L'ensemble des grandes formations politiques hongroises sont favorables à l'adhésion de leur pays dans l'Union européenne. Seules les formations d'extrême droite ont appelé les électeurs à voter « non » au référendum du 12 avril prochain (MOEP, Parti de la justice et la Vie Hongroises).
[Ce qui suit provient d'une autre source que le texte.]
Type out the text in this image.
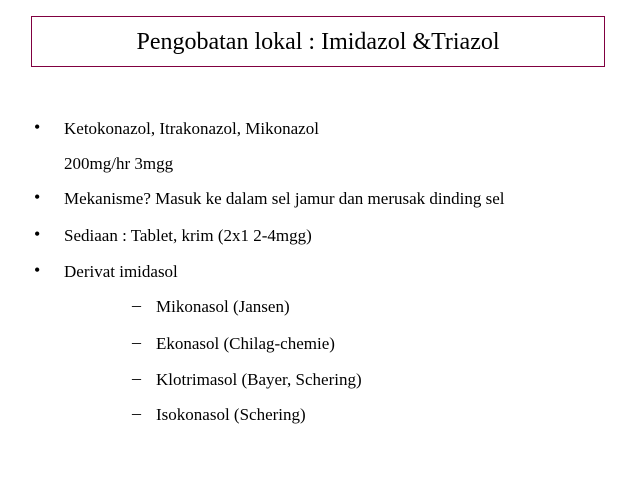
Pengobatan lokal : Imidazol &Triazol
• Ketokonazol, Itrakonazol, Mikonazol
200mg/hr 3mgg
• Mekanisme? Masuk ke dalam sel jamur dan merusak dinding sel
• Sediaan : Tablet, krim (2x1 2-4mgg)
• Derivat imidasol
– Mikonasol (Jansen)
– Ekonasol (Chilag-chemie)
– Klotrimasol (Bayer, Schering)
– Isokonasol (Schering)
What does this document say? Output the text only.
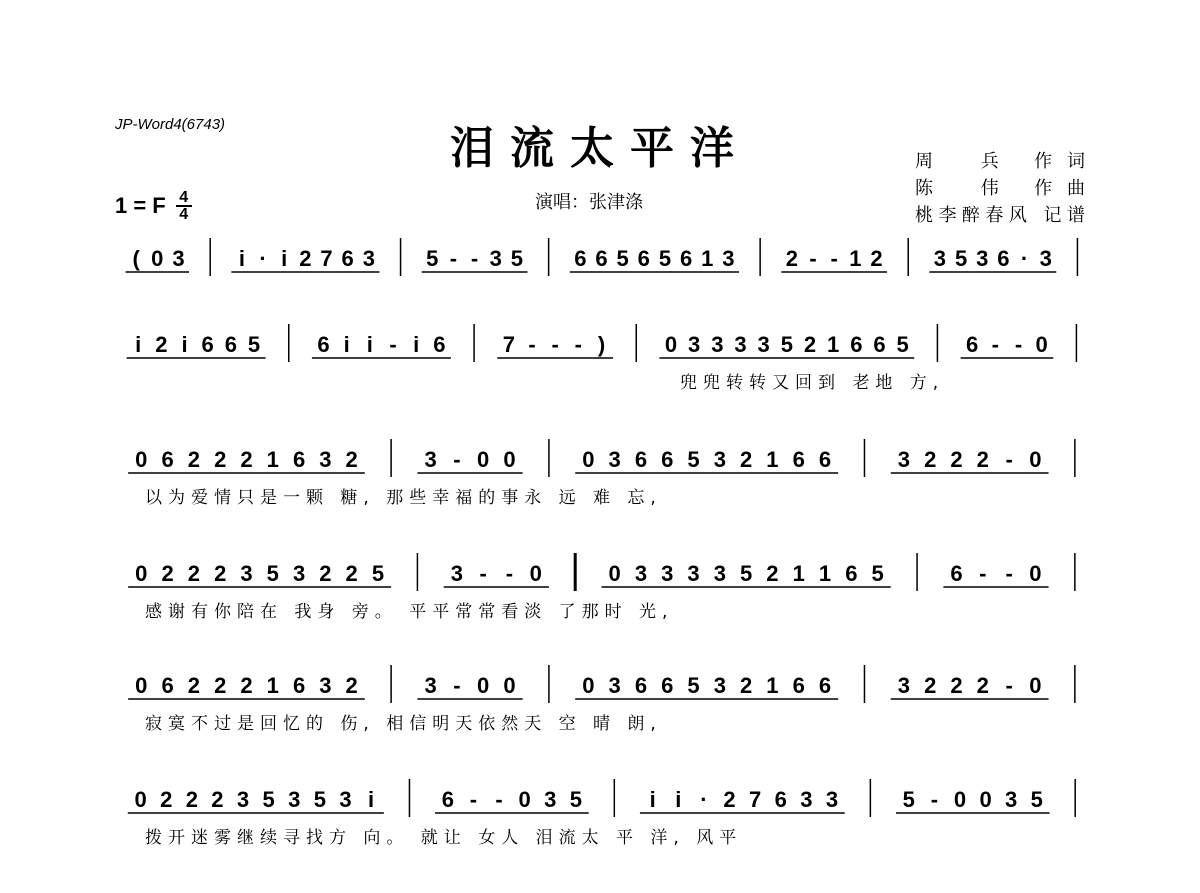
JP-Word4(6743)	泪流太平洋	周　兵 作词
陈　伟 作曲
桃李醉春风 记谱
1 = F 4
4
演唱：张津涤
( 0 3 i · i 2 7 6 3 5 - - 3 5 6 6 5 6 5 6 1 3 2 - - 1 2 3 5 3 6 · 3
i 2 i 6 6 5	6 i i - i 6	7 - - - )	0 3 3 3 3 5 2 1 6 6 5	6 - - 0
兜兜转转又回到 老地 方,
0 6 2 2 2 1 6 3 2	3 - 0 0	0 3 6 6 5 3 2 1 6 6	3 2 2 2 - 0
以为爱情只是一颗 糖, 那些幸福的事永 远 难 忘,
0 2 2 2 3 5 3 2 2 5	3 - - 0	0 3 3 3 3 5 2 1 1 6 5	6 - - 0
感谢有你陪在 我身 旁。 平平常常看淡 了那时 光,
0 6 2 2 2 1 6 3 2	3 - 0 0	0 3 6 6 5 3 2 1 6 6	3 2 2 2 - 0
寂寞不过是回忆的 伤, 相信明天依然天 空 晴 朗,
0 2 2 2 3 5 3 5 3 i	6 - - 0 3 5	i i · 2 7 6 3 3	5 - 0 0 3 5
拨开迷雾继续寻找方 向。 就让 女人 泪流太 平 洋, 风平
Les dernières enquêtes d'opinion donnent le « oui » largement victorieux avec 59% des suffrages selon l'institut Gallup et 56% selon l'institut Szonda Ipsos dans deux sondages réalisé à la mi-février. Le « non » regrouperait 20% des votants, 21% étant encore indécis. Depuis toujours, la Hongrie est le pays candidat le plus favorable à l'adhésion à l'Union européenne. En 2002, le pays était ainsi, parmi les dix pays candidats, le plus confiant dans l'Union (76% d'opinions favorables) et dans ses institutions (53% d'opinions favorables pour le Parlement européen, 42% pour la Commission). La Hongrie était également le pays ayant l'image la plus positive de l'Union européenne (59%) selon l'enquête Eurobaromètre du printemps 2002. En décembre 2002, 71% des Hongrois se déclaraient favorables à l'adhésion de leur pays à l'Europe ; ils étaient 67% en janvier dernier. Si les chiffres ont quelque peu baissé, un mois avant le référendum, le soutien des Hongrois à l'intégration européenne reste le plus élevé des dix pays candidats.
Dès le 17 décembre dernier, la Hongrie a modifié sa Constitution pour permettre le transfert d'une partie de sa souveraineté à l'Union européenne après l'adhésion qui aura lieu le 1er mai 2004. Si celle-ci paraît quasiment acquise, le Président de la Commission européenne Romano Prodi a tenu, lors de sa visite à Budapest le 27 février dernier, à rappeler aux Hongrois qu'aucun vote ne devait être considéré comme acquis d'avance. Devant les élus locaux rassemblés dans la capitale, il a affirmé que l'économie hongroise possédant de solides infrastructures et une main-d'œuvre qualifiée était armée pour faire face à la concurrence des pays occidentaux : « Dites à la population de ne pas seulement se demander ce que l'Union leur apportera mais ce qu'eux peuvent apporter à l'Europe ». « Nous n'oublierons jamais que les Hongrois sont les premiers à avoir ouvert le rideau de fer en juillet 1989 », a assuré le Président de la Commission européenne en conclusion de son discours.